The U.S. Senate killed the 'Cash for Clunkers' bill in February on the argument that it wouldn't have enough of an impact. While they may have been right - the bill only allowed for limited incentives - the premise has proven successful in Germany.

Running against a very strong current of downward market trends, Germany reported its highest levels of car sales in 10 years, reports The AP, thanks to the government's bonuses for scrapped cars. A rise of 21% in new car registrations is big even when times are good; compared to sales figures plummeting 40-50% or more, it's miraculous. And the incentives in Germany, though among the highest in Europe, only total about $3,100, or €2,500.

Getting older cars off the streets and replacing them with new ones is good for more than just the carmakers.
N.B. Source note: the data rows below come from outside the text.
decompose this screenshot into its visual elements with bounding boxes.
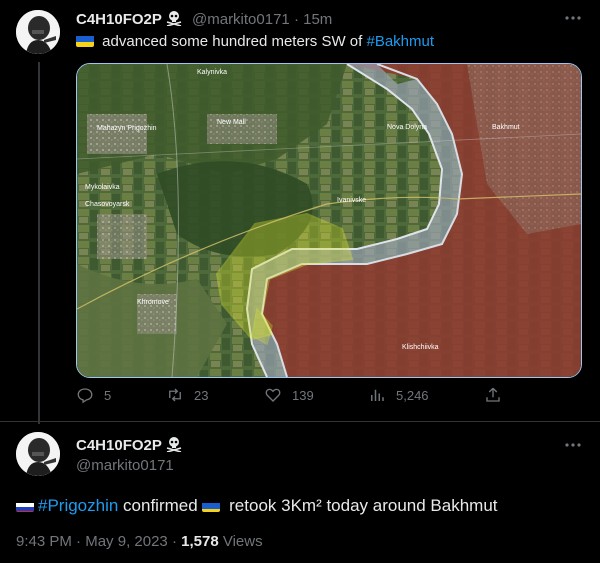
timestamp[interactable]: 15m xyxy=(303,11,332,28)
map-label-bakhmut: Bakhmut xyxy=(492,124,520,131)
thread-connector-line xyxy=(38,62,40,424)
map-label-chasovoyarsk: Chasovoyarsk xyxy=(85,201,130,208)
skull-crossbones-icon xyxy=(166,10,182,30)
post-time[interactable]: 9:43 PM xyxy=(16,533,72,550)
map-label-mahazyn: Mahazyn Prigozhin xyxy=(97,125,157,132)
tweet-divider xyxy=(0,421,600,422)
hashtag-link[interactable]: #Prigozhin xyxy=(38,496,118,515)
tweet-actions: 5 23 139 5,246 xyxy=(76,386,506,410)
map-label-kalynivka: Kalynivka xyxy=(197,69,227,76)
heart-icon xyxy=(265,388,281,402)
map-image[interactable]: Kalynivka Mahazyn Prigozhin Mykolaivka C… xyxy=(76,63,582,378)
avatar[interactable] xyxy=(16,432,60,476)
tweet-text: #Prigozhin confirmed retook 3Km² today a… xyxy=(16,496,498,516)
retweet-button[interactable]: 23 xyxy=(166,386,208,404)
more-options-icon[interactable] xyxy=(564,9,582,32)
share-icon xyxy=(486,387,500,402)
views-count: 1,578 xyxy=(181,533,219,550)
handle-and-time: @markito0171 · 15m xyxy=(192,11,332,28)
tweet-text-mid: confirmed xyxy=(118,496,203,515)
reply-icon xyxy=(77,388,93,404)
map-label-mykolaivka: Mykolaivka xyxy=(85,184,120,191)
avatar[interactable] xyxy=(16,10,60,54)
display-name[interactable]: C4H10FO2P xyxy=(76,436,182,456)
handle[interactable]: @markito0171 xyxy=(192,11,290,28)
map-label-ivanivske: Ivanivske xyxy=(337,197,366,204)
skull-crossbones-icon xyxy=(166,436,182,456)
map-label-new-mall: New Mall xyxy=(217,119,246,126)
display-name-text: C4H10FO2P xyxy=(76,437,162,454)
ukraine-flag-icon xyxy=(202,500,221,512)
like-button[interactable]: 139 xyxy=(264,386,314,404)
like-count: 139 xyxy=(292,387,314,403)
separator-dot: · xyxy=(76,533,82,550)
display-name-text: C4H10FO2P xyxy=(76,11,162,28)
ukraine-flag-icon xyxy=(76,35,94,47)
retweet-icon xyxy=(169,388,181,402)
map-label-nova-dolyna: Nova Dolyna xyxy=(387,124,427,131)
views-button[interactable]: 5,246 xyxy=(368,386,429,404)
russia-flag-icon xyxy=(16,500,34,512)
views-count: 5,246 xyxy=(396,387,429,403)
reply-button[interactable]: 5 xyxy=(76,386,111,404)
separator-dot: · xyxy=(293,11,299,28)
handle[interactable]: @markito0171 xyxy=(76,457,174,474)
analytics-icon xyxy=(371,389,384,401)
retweet-count: 23 xyxy=(194,387,209,403)
share-button[interactable] xyxy=(484,386,512,404)
tweet-meta: 9:43 PM · May 9, 2023 · 1,578 Views xyxy=(16,533,263,550)
views-label: Views xyxy=(218,533,263,550)
hashtag-link[interactable]: #Bakhmut xyxy=(366,33,434,50)
separator-dot: · xyxy=(171,533,177,550)
display-name[interactable]: C4H10FO2P xyxy=(76,10,182,30)
more-options-icon[interactable] xyxy=(564,436,582,459)
tweet-text-end: retook 3Km² today around Bakhmut xyxy=(224,496,498,515)
tweet-text-body: advanced some hundred meters SW of xyxy=(98,33,367,50)
reply-count: 5 xyxy=(104,387,112,403)
tweet-text: advanced some hundred meters SW of #Bakh… xyxy=(76,33,434,50)
map-label-klishchiivka: Klishchiivka xyxy=(402,344,439,351)
post-date[interactable]: May 9, 2023 xyxy=(85,533,168,550)
map-label-khromove: Khromove xyxy=(137,299,169,306)
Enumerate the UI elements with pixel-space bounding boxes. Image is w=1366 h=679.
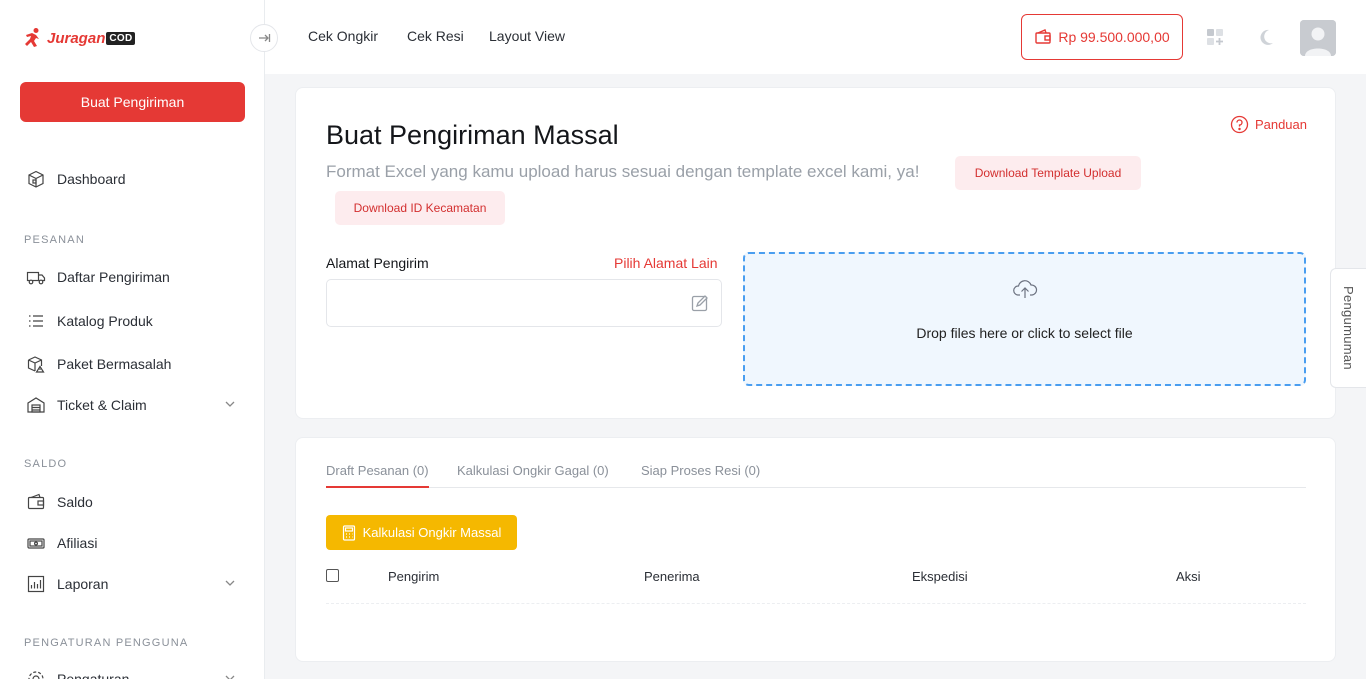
sidebar-item-label: Paket Bermasalah	[57, 356, 172, 372]
page-subtitle: Format Excel yang kamu upload harus sesu…	[326, 162, 920, 181]
list-icon	[26, 311, 46, 331]
truck-icon	[26, 267, 46, 287]
dropzone-text: Drop files here or click to select file	[916, 325, 1133, 341]
sidebar-item-laporan[interactable]: Laporan	[26, 572, 241, 596]
moon-icon[interactable]	[1255, 26, 1277, 48]
order-tabs: Draft Pesanan (0) Kalkulasi Ongkir Gagal…	[326, 460, 1306, 488]
bulk-upload-card: Buat Pengiriman Massal Format Excel yang…	[295, 87, 1336, 419]
sidebar-item-label: Pengaturan	[57, 671, 130, 679]
column-header-pengirim: Pengirim	[388, 569, 440, 584]
sidebar-item-ticket-claim[interactable]: Ticket & Claim	[26, 393, 241, 417]
column-header-ekspedisi: Ekspedisi	[912, 569, 968, 584]
download-template-button[interactable]: Download Template Upload	[955, 156, 1141, 190]
sidebar-item-label: Dashboard	[57, 171, 126, 187]
sidebar-item-label: Daftar Pengiriman	[57, 269, 170, 285]
file-dropzone[interactable]: Drop files here or click to select file	[743, 252, 1306, 386]
arrow-right-icon	[259, 34, 271, 42]
gear-icon	[26, 669, 46, 679]
brand-name: Juragan	[47, 29, 106, 47]
orders-card: Draft Pesanan (0) Kalkulasi Ongkir Gagal…	[295, 437, 1336, 662]
nav-link-layout-view[interactable]: Layout View	[489, 28, 565, 44]
section-label-pengaturan: PENGATURAN PENGGUNA	[24, 637, 189, 649]
runner-icon	[25, 28, 39, 47]
sidebar-item-label: Laporan	[57, 576, 109, 592]
section-label-saldo: SALDO	[24, 458, 68, 470]
sidebar-item-daftar-pengiriman[interactable]: Daftar Pengiriman	[26, 265, 241, 289]
warehouse-icon	[26, 395, 46, 415]
wallet-icon	[1034, 28, 1052, 46]
tab-siap-proses-resi[interactable]: Siap Proses Resi (0)	[641, 463, 760, 488]
calculate-shipping-button[interactable]: Kalkulasi Ongkir Massal	[326, 515, 517, 550]
sidebar-item-paket-bermasalah[interactable]: Paket Bermasalah	[26, 352, 241, 376]
sidebar-item-label: Saldo	[57, 494, 93, 510]
sender-address-field[interactable]	[326, 279, 722, 327]
guide-link[interactable]: Panduan	[1230, 115, 1307, 134]
brand-logo[interactable]: Juragan COD	[22, 24, 136, 52]
calculate-shipping-label: Kalkulasi Ongkir Massal	[362, 525, 502, 540]
banknote-icon	[26, 533, 46, 553]
guide-label: Panduan	[1254, 117, 1307, 132]
chevron-down-icon[interactable]	[223, 576, 237, 590]
section-label-pesanan: PESANAN	[24, 234, 85, 246]
sidebar-item-katalog-produk[interactable]: Katalog Produk	[26, 309, 241, 333]
page-title: Buat Pengiriman Massal	[326, 120, 619, 150]
user-icon	[1300, 20, 1336, 56]
sidebar-item-label: Ticket & Claim	[57, 397, 147, 413]
announcement-label: Pengumuman	[1341, 286, 1356, 370]
topbar: Cek Ongkir Cek Resi Layout View	[265, 0, 1366, 74]
sidebar-item-label: Katalog Produk	[57, 313, 153, 329]
download-kecamatan-button[interactable]: Download ID Kecamatan	[335, 191, 505, 225]
column-header-aksi: Aksi	[1176, 569, 1201, 584]
sidebar-item-dashboard[interactable]: Dashboard	[26, 167, 241, 191]
chevron-down-icon[interactable]	[223, 397, 237, 411]
sidebar-item-label: Afiliasi	[57, 535, 98, 551]
package-alert-icon	[26, 354, 46, 374]
sidebar-toggle-button[interactable]	[250, 24, 278, 52]
balance-button[interactable]: Rp 99.500.000,00	[1021, 14, 1183, 60]
nav-link-cek-resi[interactable]: Cek Resi	[407, 28, 464, 44]
box-icon	[26, 169, 46, 189]
sender-address-label: Alamat Pengirim	[326, 255, 429, 271]
select-all-checkbox[interactable]	[326, 569, 339, 582]
cloud-upload-icon	[1012, 280, 1037, 298]
edit-icon[interactable]	[689, 292, 711, 314]
avatar[interactable]	[1300, 20, 1336, 56]
nav-link-cek-ongkir[interactable]: Cek Ongkir	[308, 28, 378, 44]
balance-amount: Rp 99.500.000,00	[1058, 29, 1170, 45]
wallet-icon	[26, 492, 46, 512]
calculator-icon	[342, 524, 356, 541]
table-divider	[326, 603, 1306, 604]
choose-other-address-link[interactable]: Pilih Alamat Lain	[614, 255, 718, 271]
help-circle-icon	[1230, 115, 1249, 134]
brand-suffix: COD	[106, 31, 136, 45]
column-header-penerima: Penerima	[644, 569, 700, 584]
sidebar-item-afiliasi[interactable]: Afiliasi	[26, 531, 241, 555]
report-chart-icon	[26, 574, 46, 594]
apps-icon[interactable]	[1204, 26, 1226, 48]
create-shipment-button[interactable]: Buat Pengiriman	[20, 82, 245, 122]
sidebar: Juragan COD Buat Pengiriman Dashboard PE…	[0, 0, 265, 679]
sidebar-item-pengaturan[interactable]: Pengaturan	[26, 667, 241, 679]
tab-draft-pesanan[interactable]: Draft Pesanan (0)	[326, 463, 429, 488]
chevron-down-icon[interactable]	[223, 671, 237, 679]
tab-kalkulasi-ongkir-gagal[interactable]: Kalkulasi Ongkir Gagal (0)	[457, 463, 609, 488]
announcement-tab[interactable]: Pengumuman	[1330, 268, 1366, 388]
sidebar-item-saldo[interactable]: Saldo	[26, 490, 241, 514]
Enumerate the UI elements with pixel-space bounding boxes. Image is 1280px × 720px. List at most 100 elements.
Emissions and safety have improved by leaps and bounds over the last decade, so the program could also be credited with making the streets safer and cleaner.

In the U.S., the opposite is happening: people are hanging on to older cars longer than ever as the new car market crashes and burns. While it's a fallacy of logic to say that the lack of a 'cash for clunkers' type plan is the cause of the difference, it's not beyond the pale to suggest it might help.

A study by R.L. Polk released today shows that Americans are keeping their cars an average of 9.4 years now, setting a new record. The previous high was 9.2 years.

Will the evidence of Germany's success prompt a reconsideration of the cash for clunkers idea? Or will Americans continue hoarding their old cars as they wait for the economy, and the industry, to fix itself?